Ein paar Dinge beherrscht der CXU tatsächlich nicht oder besser gesagt nicht ganz so perfekt, wie man es sich wünschen würde beziehungsweise von entsprechenden Spezialgeräten kennt. Die Netzwerkfähigkeiten sind leider etwas begrenzt, es gibt keine native App als verbindendes Element zwischen Netzwerk und Player und auf die direkte Implementierung verschiedener Online-Dienste sowohl aus dem Audio- (Spotify etc.) als auch aus dem Videobereich (Netlix, Amazon Video, …) wurde verzichtet. Es ist allerdings durchaus möglich zum Beispiel über das UPnP- bzw. DLNA-Protokoll die lokale Medienbibliothek unter Zuhilfenahme von Drittanbieter-Anwendungen vom Computer oder Mobilgerät auf den CXU zu streamen. Des Weiteren vermag es der Cambridge Player nicht das DSD-Format zu verarbeiten, sofern es nicht direkt von einer SACD Disk ausgelesen wird. Angesichts der ansonsten umfangreichen Features schmälern diese Kritikpunkte den Gesamteindruck allerdings kaum.

Verarbeitung

Anlass zur Freude bietet auch die Verarbeitung des Cambridge CXU. Nicht nur das Laufwerk, sondern auch das solide Metallgehäuse, die präzise arbeitenden Taster und die festsitzenden Anschlüsse strahlen eine hohe Wertigkeit aus. Sogar die Fernbedienung verdient eine positive Erwähnung. Die gummierte Rückseite schmeichelt der Hand, die Taster verfügen über einen guten Druckpunkt und die Reaktionszeit ist angenehm kurz. Das Display ist gut lesbar und versorgt den Nutzer mit den wichtigsten Informationen, fällt aber insgesamt eher rudimentär aus. Das Anzeigen der jeweils aktuell abgespielten Samplerate wäre zum Beispiel eine nette Ergänzung gewesen, andererseits lässt sich das Fehlen solcher Extras in der Praxis durchaus verschmerzen.

Ist nicht nur gut verarbeitet, klingt auch erstklassig: Der Cambridge CXU

Bild und Ton

Praxis ist ein gutes Stichwort – wir wollen natürlich noch ein paar Worte zu der Performance des CXU verlieren. Schnell wird klar, dass Cambridge sich auch in diesem Bereich quasi keine Schwächen erlaubt. Blu-ray Bilder werden gestochen scharf dargestellt und die jeweilige Bildgestaltung, egal ob es sich um eher knalliges Popcorn-Kino oder atmosphärische und kunstvolle Inszenierungen handelt, kommt optimal zur Geltung. Die etwas angestaubte DVD profitiert ebenfalls von den Qualitäten des CXU, trotz der veralteten Technologie und der geringeren Auflösung wirken die Bilder ruhig, detailreich und plastisch. Insbesondere in Anbetracht dieser guten Vorleistung empfiehlt es sich den „DARBEE Visual Presence“ wohldosiert anzuwenden, da ein allzu starker Eingriff das Bild unter Umständen auch verschlimmbessern kann.

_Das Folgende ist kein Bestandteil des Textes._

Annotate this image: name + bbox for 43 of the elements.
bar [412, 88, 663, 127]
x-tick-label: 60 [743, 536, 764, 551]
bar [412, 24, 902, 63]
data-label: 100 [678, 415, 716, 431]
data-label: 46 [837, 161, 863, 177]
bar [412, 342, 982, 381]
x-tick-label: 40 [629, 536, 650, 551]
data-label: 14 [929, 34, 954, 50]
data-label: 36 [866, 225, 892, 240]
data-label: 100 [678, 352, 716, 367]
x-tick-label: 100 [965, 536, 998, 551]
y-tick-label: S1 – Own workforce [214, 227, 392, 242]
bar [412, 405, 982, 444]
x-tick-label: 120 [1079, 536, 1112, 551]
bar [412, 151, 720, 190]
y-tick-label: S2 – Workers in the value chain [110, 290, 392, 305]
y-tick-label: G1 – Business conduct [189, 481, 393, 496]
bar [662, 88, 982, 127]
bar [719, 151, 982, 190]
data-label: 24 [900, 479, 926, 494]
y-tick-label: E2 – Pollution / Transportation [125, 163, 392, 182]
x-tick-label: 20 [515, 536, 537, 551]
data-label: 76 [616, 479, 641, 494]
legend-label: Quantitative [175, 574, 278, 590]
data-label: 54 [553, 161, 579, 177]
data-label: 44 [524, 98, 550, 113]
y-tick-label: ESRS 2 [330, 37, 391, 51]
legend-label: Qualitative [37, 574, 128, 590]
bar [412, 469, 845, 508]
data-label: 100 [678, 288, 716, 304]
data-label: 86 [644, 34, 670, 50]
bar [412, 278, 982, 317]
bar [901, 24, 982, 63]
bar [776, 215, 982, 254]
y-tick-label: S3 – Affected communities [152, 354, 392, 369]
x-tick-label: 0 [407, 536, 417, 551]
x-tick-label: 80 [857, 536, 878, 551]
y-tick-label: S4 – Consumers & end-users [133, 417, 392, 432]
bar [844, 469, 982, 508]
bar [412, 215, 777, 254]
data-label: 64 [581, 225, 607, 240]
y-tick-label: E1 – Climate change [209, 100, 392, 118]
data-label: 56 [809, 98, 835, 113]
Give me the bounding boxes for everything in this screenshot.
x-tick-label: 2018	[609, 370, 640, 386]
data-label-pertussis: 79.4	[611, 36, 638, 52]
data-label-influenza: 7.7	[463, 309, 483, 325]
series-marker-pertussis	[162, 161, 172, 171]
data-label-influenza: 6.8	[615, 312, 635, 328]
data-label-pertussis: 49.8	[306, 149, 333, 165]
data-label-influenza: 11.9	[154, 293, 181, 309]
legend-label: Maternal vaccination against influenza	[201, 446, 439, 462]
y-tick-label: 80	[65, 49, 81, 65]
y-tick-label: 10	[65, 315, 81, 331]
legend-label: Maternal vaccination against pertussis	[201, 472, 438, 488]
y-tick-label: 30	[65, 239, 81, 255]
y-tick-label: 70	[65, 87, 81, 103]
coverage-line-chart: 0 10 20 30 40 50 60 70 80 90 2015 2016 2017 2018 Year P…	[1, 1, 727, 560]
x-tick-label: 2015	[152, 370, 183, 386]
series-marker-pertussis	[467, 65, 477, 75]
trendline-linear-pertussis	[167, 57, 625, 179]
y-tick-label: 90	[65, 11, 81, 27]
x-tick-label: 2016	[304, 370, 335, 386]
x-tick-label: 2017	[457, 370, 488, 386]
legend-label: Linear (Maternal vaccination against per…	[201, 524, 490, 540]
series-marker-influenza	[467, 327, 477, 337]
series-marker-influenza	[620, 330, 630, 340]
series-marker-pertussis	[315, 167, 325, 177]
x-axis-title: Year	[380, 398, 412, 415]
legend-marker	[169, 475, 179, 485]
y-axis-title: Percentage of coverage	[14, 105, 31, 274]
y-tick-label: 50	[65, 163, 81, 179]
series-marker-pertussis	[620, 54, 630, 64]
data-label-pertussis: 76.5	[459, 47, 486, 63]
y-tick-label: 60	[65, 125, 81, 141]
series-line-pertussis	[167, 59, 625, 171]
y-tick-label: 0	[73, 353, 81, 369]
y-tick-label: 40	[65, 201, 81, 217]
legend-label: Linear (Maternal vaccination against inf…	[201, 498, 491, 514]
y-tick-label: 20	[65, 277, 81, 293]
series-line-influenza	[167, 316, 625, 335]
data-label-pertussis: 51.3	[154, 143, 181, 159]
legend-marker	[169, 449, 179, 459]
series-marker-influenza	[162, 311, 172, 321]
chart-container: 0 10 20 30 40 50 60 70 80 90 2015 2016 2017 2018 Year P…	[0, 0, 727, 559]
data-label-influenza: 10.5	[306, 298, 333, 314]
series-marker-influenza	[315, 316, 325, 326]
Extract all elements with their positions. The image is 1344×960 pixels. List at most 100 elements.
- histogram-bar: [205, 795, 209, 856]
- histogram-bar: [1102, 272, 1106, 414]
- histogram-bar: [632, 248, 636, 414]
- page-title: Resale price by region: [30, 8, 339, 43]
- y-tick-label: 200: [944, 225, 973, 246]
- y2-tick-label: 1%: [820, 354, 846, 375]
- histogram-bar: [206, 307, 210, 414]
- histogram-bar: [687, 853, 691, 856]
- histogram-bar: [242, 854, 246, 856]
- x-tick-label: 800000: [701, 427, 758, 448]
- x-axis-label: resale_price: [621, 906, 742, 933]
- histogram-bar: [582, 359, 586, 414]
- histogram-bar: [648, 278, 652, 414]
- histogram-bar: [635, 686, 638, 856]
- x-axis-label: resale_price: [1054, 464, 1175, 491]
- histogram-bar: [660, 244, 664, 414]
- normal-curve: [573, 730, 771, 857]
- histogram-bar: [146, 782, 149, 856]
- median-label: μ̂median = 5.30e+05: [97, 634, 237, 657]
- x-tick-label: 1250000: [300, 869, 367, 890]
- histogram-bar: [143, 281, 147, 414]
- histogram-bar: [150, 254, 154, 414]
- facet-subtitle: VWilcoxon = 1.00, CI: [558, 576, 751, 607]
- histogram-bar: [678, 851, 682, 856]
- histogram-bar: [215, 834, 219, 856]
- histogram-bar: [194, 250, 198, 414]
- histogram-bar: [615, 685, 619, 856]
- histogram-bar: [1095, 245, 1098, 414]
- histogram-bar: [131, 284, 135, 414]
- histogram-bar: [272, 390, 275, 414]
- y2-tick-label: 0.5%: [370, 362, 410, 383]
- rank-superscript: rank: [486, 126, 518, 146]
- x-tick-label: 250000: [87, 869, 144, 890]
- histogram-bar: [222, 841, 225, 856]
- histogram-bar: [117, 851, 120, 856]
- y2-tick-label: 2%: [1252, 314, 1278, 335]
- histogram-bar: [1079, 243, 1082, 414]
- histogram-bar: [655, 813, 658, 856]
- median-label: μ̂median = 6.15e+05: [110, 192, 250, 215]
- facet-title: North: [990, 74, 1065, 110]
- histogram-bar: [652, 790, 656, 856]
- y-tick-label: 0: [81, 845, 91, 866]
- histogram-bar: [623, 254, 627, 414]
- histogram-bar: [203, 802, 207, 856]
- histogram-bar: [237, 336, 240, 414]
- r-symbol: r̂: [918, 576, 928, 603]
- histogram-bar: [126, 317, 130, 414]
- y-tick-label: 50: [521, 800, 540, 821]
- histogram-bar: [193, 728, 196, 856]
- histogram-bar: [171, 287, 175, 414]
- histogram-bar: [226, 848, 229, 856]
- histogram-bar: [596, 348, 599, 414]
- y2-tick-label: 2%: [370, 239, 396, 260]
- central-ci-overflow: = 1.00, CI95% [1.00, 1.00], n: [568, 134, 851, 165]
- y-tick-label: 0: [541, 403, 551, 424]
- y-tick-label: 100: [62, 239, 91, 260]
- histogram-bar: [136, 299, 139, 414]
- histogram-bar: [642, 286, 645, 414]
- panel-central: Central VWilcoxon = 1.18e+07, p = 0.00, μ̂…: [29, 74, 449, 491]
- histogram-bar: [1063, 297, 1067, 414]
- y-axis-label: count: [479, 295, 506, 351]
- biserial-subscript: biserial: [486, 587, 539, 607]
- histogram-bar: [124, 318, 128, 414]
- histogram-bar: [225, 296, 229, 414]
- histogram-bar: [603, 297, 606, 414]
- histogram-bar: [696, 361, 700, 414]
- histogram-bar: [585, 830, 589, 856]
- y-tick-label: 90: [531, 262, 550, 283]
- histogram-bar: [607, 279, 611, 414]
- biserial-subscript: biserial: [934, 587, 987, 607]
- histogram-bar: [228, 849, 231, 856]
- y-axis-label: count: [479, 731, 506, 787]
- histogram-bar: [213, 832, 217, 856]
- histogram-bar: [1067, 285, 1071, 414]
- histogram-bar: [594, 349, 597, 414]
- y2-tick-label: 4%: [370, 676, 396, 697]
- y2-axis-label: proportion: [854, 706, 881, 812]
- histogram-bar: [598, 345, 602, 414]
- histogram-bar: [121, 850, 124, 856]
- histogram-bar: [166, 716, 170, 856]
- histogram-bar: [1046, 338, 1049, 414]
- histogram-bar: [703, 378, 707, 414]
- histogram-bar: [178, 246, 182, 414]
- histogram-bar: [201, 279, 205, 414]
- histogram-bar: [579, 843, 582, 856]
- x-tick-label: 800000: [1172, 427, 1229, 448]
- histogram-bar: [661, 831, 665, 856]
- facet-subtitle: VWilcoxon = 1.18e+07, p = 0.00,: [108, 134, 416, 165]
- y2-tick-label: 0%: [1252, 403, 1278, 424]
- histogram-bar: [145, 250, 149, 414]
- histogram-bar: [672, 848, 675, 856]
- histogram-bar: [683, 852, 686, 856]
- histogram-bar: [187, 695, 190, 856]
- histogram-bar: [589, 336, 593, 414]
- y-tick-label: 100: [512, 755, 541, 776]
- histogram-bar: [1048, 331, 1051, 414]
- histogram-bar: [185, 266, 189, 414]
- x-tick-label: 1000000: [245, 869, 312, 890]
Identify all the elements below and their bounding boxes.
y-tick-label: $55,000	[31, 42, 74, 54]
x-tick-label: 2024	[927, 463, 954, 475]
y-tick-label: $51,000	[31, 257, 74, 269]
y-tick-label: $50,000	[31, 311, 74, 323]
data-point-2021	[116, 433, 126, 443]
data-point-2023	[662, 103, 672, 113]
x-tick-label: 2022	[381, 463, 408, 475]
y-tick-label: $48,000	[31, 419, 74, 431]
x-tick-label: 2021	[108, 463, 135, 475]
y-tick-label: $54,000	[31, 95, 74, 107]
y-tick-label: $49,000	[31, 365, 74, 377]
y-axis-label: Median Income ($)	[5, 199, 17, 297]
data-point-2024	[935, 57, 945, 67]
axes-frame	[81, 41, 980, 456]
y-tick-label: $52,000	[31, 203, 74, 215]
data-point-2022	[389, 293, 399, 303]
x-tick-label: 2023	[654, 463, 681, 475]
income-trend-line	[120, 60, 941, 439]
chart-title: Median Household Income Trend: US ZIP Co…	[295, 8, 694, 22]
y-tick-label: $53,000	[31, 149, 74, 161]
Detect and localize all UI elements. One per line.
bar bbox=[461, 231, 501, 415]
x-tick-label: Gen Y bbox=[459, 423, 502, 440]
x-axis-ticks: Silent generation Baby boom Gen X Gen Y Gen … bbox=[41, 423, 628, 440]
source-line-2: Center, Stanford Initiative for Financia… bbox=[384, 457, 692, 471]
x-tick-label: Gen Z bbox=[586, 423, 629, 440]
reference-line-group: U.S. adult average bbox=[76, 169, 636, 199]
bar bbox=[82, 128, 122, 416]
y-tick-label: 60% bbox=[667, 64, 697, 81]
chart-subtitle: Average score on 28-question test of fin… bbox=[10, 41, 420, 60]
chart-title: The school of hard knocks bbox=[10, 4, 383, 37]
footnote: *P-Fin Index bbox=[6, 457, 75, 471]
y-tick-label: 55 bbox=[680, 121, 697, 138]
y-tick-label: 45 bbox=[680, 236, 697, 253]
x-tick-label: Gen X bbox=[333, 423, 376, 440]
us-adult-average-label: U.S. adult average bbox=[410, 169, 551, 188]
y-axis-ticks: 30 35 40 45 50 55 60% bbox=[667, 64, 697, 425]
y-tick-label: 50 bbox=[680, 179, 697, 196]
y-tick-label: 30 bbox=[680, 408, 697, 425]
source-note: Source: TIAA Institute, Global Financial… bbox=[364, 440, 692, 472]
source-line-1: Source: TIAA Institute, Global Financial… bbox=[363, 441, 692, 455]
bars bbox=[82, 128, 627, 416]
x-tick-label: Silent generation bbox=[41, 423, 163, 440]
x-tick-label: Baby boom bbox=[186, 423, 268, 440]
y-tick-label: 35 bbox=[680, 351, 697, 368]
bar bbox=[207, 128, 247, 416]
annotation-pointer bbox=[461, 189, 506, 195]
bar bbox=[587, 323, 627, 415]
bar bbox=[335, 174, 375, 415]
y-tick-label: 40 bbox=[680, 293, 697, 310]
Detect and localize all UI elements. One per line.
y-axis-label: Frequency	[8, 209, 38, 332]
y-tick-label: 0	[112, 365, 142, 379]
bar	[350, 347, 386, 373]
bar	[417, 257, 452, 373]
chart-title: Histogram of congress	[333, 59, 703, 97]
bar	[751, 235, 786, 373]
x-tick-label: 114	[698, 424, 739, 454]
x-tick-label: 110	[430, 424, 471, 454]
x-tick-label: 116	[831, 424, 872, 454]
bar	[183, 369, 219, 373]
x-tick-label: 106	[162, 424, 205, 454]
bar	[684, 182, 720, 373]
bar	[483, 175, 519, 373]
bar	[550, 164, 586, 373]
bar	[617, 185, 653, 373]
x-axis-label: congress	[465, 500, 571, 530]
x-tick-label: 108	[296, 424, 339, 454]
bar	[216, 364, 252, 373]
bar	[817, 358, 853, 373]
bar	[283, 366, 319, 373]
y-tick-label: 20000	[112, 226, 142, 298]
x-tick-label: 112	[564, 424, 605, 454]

Der positive Eindruck setzt sich auch auf der akustischen Ebene fort, ohne Zweifel profitiert der CXU von der langjährigen Erfahrung des Cambridge Audio Teams im HiFi-Bereich. Sowohl an den Multi-Kanal-Ausgängen als auch an dem Stereo-Ausgang lassen sich hervorragend gewandelte Signale abgreifen, die in Kombination mit einem passenden Verstärker für druckvollen, präzise gezeichneten und transparenten Sound sorgen. Digitale Signale via HDMI, S/PDIF oder TOSLINK werden ebenfalls einwandfrei weitergeleitet, in diesem Fall findet die Wandlung natürlich erst in einer nachfolgenden Komponenten der Übertragungskette statt.

Der Cambridge CXU ist ein hervorragender Multi-Funktions-Player

Fazit

Der Cambridge CXU empfiehlt sich mit Ausrufezeichen sowohl als flexible Medienzentrale im Heimkinobereich wie auch als audiophiler Multi-Format-Player. Sofern man mit der Tatsache leben kann, dass Full HD Inhalte nach oben hin die Grenze des Machbaren definieren und sich der oben genannten, aus unserer Sicht aber eher marginalen Kritikpunkte bewusst ist, kann man mit dem Cambridge CXU eigentlich kaum etwas verkehrt machen. Sicherlich ist der Player im Vergleich zu so manchem Konkurrenten nicht gerade günstig, in Anbetracht des gebotenen Gegenwertes ist der Preis aber absolut gerechtfertigt.